Mas eu queria gravar a voz do novo amigo.  Afinal, o tempo todo ele falava:
- Minha velha não vai acreditar que eu agora sou artista e gravei minha música !  Eu quero ver a cara do pessoal lá da rua, quando ouvir essa música no Rádio.  O senhor conhece alguém de Rádio pra tocar minha música ?
- Conheço, Frade... Fique tranquilo. Vou levar seu disco para a Jovem Cap e para a Rádio Universitária, no programa de Ivan Ferraz. Agora você é um artista de verdade !

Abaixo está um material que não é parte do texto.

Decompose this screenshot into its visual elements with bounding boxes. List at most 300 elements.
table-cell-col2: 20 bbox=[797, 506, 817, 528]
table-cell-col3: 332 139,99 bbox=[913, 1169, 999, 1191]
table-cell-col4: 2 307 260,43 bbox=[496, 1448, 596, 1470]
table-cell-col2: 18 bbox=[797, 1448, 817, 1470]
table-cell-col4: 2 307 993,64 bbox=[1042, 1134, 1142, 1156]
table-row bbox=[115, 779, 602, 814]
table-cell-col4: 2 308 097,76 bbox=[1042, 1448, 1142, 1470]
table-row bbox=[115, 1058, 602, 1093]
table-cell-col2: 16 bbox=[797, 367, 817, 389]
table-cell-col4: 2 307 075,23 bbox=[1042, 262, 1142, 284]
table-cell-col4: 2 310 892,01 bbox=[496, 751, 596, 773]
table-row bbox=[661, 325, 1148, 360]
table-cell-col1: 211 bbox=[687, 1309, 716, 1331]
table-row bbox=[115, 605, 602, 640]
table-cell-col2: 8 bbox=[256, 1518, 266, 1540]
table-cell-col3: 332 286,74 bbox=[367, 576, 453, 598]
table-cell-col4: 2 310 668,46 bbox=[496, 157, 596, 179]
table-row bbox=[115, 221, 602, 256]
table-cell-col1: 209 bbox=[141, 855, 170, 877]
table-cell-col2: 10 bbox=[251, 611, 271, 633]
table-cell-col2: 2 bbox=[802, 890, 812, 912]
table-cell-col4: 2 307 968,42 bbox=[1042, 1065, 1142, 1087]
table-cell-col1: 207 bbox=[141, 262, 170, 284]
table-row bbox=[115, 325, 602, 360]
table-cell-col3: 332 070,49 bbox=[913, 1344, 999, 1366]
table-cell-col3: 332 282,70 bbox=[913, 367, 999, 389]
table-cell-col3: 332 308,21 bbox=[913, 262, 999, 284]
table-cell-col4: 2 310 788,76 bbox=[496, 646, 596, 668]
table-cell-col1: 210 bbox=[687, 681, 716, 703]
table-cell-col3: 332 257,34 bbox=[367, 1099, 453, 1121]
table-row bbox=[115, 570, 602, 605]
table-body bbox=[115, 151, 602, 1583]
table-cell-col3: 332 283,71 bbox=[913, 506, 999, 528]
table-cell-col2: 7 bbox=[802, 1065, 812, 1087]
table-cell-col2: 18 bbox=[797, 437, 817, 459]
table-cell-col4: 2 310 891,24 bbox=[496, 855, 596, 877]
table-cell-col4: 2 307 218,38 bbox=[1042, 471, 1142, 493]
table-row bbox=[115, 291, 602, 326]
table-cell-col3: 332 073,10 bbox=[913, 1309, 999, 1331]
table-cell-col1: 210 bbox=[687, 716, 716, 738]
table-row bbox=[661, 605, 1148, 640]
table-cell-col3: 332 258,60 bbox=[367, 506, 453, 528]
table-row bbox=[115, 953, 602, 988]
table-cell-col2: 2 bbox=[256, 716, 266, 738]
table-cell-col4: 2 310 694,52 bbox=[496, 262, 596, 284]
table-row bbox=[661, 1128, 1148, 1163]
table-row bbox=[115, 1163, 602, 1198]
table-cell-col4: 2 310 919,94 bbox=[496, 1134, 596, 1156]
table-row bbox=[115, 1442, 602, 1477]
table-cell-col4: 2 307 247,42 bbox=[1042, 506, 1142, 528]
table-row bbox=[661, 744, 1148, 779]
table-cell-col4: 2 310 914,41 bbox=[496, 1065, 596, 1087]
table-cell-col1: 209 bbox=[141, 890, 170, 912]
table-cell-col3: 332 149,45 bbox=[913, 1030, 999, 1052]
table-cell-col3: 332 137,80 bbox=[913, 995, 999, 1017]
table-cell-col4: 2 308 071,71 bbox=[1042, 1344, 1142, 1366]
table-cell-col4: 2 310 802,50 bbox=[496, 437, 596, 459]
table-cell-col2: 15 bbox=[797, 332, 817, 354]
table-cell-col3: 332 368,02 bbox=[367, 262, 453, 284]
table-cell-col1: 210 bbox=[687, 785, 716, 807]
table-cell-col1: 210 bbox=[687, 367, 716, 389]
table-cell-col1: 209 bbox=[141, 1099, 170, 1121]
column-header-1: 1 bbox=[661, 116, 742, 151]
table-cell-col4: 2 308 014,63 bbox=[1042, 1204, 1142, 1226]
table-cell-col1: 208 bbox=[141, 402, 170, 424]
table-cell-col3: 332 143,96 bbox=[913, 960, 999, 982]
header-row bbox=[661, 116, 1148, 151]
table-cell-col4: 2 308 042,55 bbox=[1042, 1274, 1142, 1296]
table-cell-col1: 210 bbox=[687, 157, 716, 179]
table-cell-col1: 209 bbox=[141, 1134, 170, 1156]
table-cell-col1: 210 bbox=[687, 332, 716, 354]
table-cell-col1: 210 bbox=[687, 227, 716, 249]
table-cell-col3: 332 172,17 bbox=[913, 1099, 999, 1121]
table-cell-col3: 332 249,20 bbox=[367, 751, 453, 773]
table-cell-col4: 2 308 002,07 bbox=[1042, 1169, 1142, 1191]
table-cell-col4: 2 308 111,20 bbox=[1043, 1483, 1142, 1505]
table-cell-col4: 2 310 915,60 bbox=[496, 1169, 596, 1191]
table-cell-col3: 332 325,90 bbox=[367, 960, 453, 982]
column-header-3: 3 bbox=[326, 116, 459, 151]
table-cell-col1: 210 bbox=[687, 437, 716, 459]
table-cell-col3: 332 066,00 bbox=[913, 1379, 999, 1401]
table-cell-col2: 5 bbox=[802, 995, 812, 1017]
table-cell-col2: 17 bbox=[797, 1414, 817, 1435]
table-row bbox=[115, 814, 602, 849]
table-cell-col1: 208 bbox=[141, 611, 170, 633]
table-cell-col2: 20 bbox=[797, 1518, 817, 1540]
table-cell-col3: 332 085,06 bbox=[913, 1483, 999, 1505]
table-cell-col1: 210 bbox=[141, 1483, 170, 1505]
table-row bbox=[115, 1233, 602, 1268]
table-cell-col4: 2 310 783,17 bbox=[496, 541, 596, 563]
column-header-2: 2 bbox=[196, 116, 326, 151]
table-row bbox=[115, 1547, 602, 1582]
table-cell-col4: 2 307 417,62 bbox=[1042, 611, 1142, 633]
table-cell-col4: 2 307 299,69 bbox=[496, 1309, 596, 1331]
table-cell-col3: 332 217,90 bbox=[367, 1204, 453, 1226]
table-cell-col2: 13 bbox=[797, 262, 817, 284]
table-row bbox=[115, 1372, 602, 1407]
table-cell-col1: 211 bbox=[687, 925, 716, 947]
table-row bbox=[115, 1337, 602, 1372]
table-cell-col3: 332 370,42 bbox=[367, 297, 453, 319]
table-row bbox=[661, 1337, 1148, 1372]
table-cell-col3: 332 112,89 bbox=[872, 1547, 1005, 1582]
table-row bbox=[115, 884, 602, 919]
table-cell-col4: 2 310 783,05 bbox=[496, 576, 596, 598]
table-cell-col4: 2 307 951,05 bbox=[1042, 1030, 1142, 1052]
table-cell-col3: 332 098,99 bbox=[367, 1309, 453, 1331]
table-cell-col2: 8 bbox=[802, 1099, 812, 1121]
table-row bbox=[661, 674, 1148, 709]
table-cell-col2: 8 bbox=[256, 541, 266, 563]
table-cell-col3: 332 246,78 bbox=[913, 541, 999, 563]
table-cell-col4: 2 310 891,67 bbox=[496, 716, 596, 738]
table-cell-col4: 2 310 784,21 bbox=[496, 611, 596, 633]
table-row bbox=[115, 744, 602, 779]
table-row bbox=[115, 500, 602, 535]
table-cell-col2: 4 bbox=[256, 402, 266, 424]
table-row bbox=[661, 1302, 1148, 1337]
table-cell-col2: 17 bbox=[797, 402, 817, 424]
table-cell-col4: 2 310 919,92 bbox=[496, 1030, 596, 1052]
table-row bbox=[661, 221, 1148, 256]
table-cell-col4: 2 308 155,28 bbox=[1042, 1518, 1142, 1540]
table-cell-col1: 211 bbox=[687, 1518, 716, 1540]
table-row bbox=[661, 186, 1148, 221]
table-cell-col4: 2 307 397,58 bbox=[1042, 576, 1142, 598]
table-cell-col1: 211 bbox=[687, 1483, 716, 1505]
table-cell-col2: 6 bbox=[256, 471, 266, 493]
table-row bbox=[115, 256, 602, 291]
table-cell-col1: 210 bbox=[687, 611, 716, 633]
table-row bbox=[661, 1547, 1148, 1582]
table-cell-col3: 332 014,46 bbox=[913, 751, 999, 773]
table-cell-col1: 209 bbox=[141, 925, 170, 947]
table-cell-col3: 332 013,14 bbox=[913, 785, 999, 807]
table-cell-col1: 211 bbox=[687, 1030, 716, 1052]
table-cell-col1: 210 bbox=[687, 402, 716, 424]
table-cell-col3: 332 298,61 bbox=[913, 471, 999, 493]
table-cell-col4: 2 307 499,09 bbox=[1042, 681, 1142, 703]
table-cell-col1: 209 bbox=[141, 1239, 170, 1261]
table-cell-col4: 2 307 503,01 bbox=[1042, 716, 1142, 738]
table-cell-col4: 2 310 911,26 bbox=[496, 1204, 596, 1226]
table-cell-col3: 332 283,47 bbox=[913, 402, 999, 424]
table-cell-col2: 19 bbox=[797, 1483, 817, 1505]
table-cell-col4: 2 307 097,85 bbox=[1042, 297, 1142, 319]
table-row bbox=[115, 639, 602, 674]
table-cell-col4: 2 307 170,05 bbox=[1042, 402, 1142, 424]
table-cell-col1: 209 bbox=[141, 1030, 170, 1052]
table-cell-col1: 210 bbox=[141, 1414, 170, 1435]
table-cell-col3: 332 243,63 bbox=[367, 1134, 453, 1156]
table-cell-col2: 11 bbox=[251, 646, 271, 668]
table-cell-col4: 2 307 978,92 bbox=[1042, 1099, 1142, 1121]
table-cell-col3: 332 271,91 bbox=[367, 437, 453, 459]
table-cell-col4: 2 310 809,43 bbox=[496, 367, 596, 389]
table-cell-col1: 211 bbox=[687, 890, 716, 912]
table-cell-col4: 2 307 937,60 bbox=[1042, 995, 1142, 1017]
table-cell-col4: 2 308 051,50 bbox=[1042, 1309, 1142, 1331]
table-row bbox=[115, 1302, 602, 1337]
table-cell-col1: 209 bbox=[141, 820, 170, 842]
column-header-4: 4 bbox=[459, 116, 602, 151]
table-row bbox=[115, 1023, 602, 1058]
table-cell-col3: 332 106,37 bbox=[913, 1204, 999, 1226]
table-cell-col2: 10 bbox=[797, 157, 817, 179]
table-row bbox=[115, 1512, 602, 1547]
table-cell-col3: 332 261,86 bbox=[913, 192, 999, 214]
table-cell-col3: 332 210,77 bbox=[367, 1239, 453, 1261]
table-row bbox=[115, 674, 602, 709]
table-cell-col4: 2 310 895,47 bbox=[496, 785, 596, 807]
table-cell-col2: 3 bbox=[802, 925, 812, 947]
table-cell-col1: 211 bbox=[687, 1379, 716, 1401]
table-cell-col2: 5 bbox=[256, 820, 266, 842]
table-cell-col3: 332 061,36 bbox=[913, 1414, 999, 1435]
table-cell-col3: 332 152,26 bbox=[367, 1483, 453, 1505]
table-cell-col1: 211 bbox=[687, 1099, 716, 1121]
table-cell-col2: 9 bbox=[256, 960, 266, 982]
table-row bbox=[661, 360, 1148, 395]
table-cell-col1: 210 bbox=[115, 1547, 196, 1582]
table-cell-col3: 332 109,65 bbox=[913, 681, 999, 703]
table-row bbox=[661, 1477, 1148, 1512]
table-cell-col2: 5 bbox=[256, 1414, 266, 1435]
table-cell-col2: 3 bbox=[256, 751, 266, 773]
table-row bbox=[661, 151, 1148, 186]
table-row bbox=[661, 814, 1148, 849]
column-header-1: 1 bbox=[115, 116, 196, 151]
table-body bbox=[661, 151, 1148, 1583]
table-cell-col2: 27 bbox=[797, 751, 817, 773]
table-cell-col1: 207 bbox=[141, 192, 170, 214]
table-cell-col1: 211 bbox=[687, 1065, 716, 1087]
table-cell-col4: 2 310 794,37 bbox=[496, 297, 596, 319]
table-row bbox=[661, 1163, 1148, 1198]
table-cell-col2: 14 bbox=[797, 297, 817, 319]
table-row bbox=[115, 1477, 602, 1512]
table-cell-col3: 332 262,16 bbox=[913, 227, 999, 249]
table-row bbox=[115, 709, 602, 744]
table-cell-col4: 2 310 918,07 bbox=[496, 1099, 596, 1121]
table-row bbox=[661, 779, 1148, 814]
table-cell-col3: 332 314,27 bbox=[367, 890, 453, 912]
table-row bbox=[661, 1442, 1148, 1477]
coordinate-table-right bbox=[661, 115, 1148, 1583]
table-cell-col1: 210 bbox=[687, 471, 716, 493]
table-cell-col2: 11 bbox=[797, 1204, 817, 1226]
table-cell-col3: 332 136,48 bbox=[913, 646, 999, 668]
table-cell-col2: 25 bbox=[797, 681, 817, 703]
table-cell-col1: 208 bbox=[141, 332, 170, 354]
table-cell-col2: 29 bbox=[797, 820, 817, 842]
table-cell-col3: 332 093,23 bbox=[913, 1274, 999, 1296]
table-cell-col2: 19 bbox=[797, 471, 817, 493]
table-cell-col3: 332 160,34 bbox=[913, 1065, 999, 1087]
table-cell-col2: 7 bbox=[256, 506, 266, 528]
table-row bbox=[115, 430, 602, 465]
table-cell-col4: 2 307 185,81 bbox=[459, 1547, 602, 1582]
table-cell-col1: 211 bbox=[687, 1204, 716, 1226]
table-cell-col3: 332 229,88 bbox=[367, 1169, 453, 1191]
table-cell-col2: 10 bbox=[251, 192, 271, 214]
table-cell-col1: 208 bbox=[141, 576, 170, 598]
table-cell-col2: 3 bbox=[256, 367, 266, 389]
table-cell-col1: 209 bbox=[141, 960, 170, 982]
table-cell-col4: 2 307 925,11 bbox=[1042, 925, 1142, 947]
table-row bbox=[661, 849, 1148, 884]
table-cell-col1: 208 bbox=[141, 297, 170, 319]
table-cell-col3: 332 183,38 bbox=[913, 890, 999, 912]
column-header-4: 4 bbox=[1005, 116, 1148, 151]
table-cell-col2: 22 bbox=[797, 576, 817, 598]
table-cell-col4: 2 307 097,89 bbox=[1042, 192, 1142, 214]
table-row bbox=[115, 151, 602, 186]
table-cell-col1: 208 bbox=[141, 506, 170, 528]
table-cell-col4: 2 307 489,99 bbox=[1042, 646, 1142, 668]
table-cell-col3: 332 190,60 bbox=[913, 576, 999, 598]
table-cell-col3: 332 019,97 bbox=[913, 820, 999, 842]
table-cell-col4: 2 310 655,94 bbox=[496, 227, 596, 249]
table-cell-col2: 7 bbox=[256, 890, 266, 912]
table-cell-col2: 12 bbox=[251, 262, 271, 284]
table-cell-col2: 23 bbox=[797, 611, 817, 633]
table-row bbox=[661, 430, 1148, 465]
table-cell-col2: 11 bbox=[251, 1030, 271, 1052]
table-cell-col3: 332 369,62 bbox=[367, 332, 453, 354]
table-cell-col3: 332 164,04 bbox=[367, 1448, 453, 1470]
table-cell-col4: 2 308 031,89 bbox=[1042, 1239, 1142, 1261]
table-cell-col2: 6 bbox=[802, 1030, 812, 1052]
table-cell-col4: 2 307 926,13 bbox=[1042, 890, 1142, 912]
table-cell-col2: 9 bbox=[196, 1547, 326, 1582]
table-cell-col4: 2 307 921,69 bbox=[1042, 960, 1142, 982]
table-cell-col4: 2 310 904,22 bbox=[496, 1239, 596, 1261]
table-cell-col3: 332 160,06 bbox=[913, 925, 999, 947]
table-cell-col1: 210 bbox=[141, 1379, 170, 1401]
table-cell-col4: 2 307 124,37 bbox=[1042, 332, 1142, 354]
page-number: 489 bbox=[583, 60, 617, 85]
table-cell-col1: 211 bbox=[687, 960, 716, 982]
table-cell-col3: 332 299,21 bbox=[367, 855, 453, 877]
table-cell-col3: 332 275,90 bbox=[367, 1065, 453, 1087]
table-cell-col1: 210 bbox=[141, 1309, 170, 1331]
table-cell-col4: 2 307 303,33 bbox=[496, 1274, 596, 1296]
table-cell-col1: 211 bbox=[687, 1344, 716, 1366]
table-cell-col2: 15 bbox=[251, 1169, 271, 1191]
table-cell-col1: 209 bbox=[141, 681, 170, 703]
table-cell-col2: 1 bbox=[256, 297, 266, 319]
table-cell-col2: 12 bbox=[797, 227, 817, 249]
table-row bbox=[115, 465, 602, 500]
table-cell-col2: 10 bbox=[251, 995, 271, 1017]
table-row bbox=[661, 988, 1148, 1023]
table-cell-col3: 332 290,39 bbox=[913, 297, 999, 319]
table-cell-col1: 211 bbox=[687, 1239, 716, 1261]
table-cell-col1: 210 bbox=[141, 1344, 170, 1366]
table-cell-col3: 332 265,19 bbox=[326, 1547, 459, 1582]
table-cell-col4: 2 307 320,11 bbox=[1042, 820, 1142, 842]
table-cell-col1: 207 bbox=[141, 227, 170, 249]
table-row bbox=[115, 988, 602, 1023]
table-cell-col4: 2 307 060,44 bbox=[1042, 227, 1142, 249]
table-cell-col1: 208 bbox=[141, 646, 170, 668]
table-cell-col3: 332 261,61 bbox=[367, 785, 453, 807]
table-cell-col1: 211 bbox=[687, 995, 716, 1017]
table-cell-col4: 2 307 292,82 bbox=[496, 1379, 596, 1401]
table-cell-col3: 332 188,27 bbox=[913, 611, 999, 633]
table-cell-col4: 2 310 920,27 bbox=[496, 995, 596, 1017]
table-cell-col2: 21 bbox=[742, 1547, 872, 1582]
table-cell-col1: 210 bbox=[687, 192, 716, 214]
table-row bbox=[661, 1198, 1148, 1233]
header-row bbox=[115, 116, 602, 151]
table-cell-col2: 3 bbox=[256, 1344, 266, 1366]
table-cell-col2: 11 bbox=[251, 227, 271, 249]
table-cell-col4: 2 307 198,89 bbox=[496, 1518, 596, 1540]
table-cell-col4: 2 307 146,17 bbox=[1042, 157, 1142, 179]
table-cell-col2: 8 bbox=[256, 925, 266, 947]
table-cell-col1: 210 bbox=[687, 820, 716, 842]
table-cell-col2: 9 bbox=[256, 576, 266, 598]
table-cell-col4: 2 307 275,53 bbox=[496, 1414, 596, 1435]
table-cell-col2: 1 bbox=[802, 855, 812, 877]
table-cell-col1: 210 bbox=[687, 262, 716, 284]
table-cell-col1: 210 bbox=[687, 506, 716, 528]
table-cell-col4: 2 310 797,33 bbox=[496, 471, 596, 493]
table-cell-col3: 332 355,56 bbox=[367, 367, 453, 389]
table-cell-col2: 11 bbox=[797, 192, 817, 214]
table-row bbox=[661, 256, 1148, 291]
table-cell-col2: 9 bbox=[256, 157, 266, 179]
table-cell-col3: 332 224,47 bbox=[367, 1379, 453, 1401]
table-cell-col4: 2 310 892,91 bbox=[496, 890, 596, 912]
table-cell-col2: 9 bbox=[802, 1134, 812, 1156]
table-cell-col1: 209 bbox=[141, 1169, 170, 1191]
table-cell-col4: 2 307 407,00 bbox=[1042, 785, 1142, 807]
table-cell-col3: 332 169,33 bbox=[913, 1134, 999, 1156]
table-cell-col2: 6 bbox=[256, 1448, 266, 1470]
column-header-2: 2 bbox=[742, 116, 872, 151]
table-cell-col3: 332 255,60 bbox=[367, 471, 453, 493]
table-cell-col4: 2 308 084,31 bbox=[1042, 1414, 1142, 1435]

E inventei um diálogo que gravamos e depois mixamos, com os solos no meio e no final da faixa.  Tudo improvisado também.  Afinal, o que eu queria era ver o velhinho feliz.
E está aí o nosso trabalho. A voz dele fica meio ininteligível, no diálogo, mas parece muito com a do personagem "Coronel Ludugero" de saudosa memória.  Matutão desenrolado, o Frade ainda passou várias vezes lá pelo Estúdio.  Conversamos e rimos muito da sua aventura musical.  Levei, efetivamente, o Frade e seu disco para a Jovem Cap e o apresentei a Carminha Pereira, proprietária da emissora e animadora de diversos programas.  Ela adorou a figura.  Ivan Ferraz também.  Enfim, o Frade tocou bastante naquele São João e nos que se seguiram.  Faz tempo que não o vejo, e espero que ele esteja bem.
Como ele próprio diz, no final da música, com toda a alegria de quem está de bem com a vida, apesar de tudo :
- É, Compadre Fred. Agora vai... vai e vai bonitinho !!!